Whether you deem his actions as heroic or villainous, there’s no denying that NSA whistleblower Edward Snowden has a damn interesting tale to tell. Which is why it’s surprising that Hollywood has taken this long to come a-knocking, as we usually have the first made for TV movie already hitting our screens before the ink on the newspaper print has even dried.
But Guardian now brings word that not only is the controversial figure finally getting his time in the movie spotlight, but the person doing the spotlight-ing (totally a real word) is a man who knows a thing or two about making movies around controversial figures: Oliver Stone.
The Oscar winning director behind such films as JFK, Platoon, Natural Born Killers and Born On the Fourth of July is set to adapt “The Snowden Files: The Inside Story of the World’s Most Wanted Man”, an ongoing account of the entire saga surrounding the titular whistleblower, penned by Guardian’s own journalist Luke Harding.
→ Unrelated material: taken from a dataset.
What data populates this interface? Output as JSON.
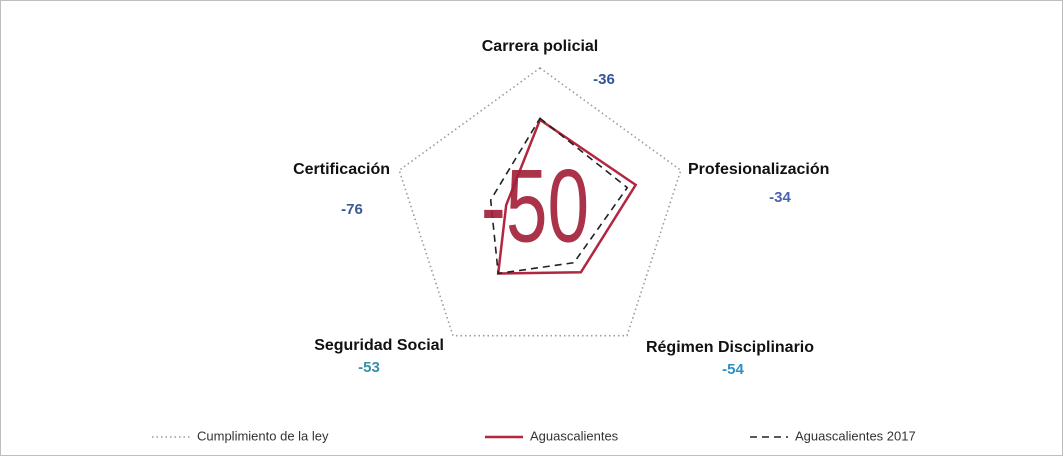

First reported in Guardian, the former NSA contractor leaked thousands of classified documents to the media in 2013, revealing the extensive (and some might even argue illegal) global surveillance programs put in place by the NSA and others, in conjunction with several telecommunication companies and European governments. The leak, dubbed the most significant in US history, put him in the crosshairs of the Obama administration who had to go into full damage control mode, forcing him to flee the country under charges of violating the espionage act. After bouncing around from country to country as he fled, he is currently residing in Russia where he was granted asylum, as he would be facing a 30-year prison sentence when he returns to US soil.
With many feeling that what the NSA and the like had done was an invasion of privacy and a violation of their rights, Snowden was viewed as a hero by many people. People like Oliver Stone who had this to say about the matter last year:
“It’s a disgrace that Obama is more concerned with hunting down Snowden than reforming these George Bush-style eavesdropping techniques. To me Snowden is a hero because he revealed secrets that we should all know, that the United States has repeatedly violated the fourth amendment. He should be welcomed and offered asylum. But he has no place to hide because every country is intimidated by the United States.”
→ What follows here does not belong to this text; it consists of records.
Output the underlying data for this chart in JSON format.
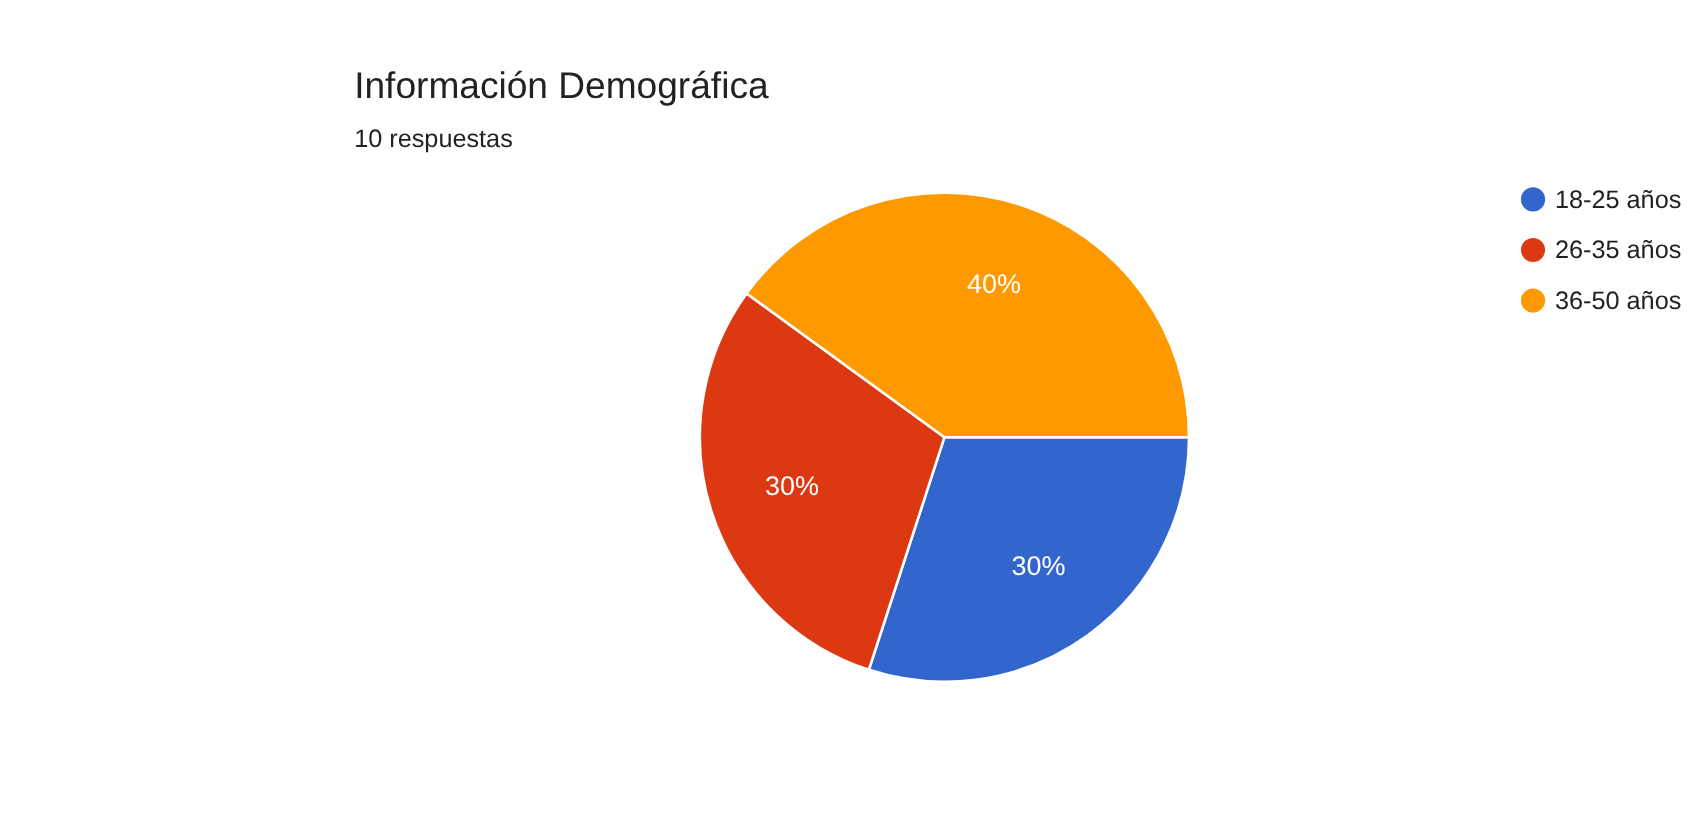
{
  "chart_data": {
    "type": "pie",
    "title": "Información Demográfica",
    "subtitle": "10 respuestas",
    "categories": [
      "18-25 años",
      "26-35 años",
      "36-50 años"
    ],
    "values": [
      30,
      30,
      40
    ],
    "colors": [
      "#3366cc",
      "#dc3912",
      "#ff9900"
    ],
    "value_labels": [
      "30%",
      "30%",
      "40%"
    ],
    "legend": "right"
  }
}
Despite having made some of the best films of the last few decades, Stone’s star has waned a bit lately as he has not made anything even remotely close to the lofty standards of his earlier works. His last film, Savages, just skirted under the radar for most, and rightfully so. In fact, it could be argued that he is yet to make a great film in the 21st century, with 1999’s Any Given Sunday being his last true effort (W boasted a superb performance from Josh Brolin, but was a snore fest beside for that). But with a subject matter he clearly feels this strongly about, it may just be the kick in the pants needed to get his film making groove back.
The film will be made as an European co-production, with production set to even begin before the end of 2014. The accelerated schedule is more than likely in response to No Place to Hide, James Bond producers Michael Wilson and Barbara Brocoli’s own Snowden-centric film, adapted from Glenn Greenwald’s novel of the same name. Because in Hollywood, if there’s a big movie being made, you can almost be certain that somebody else is making a similar one as well.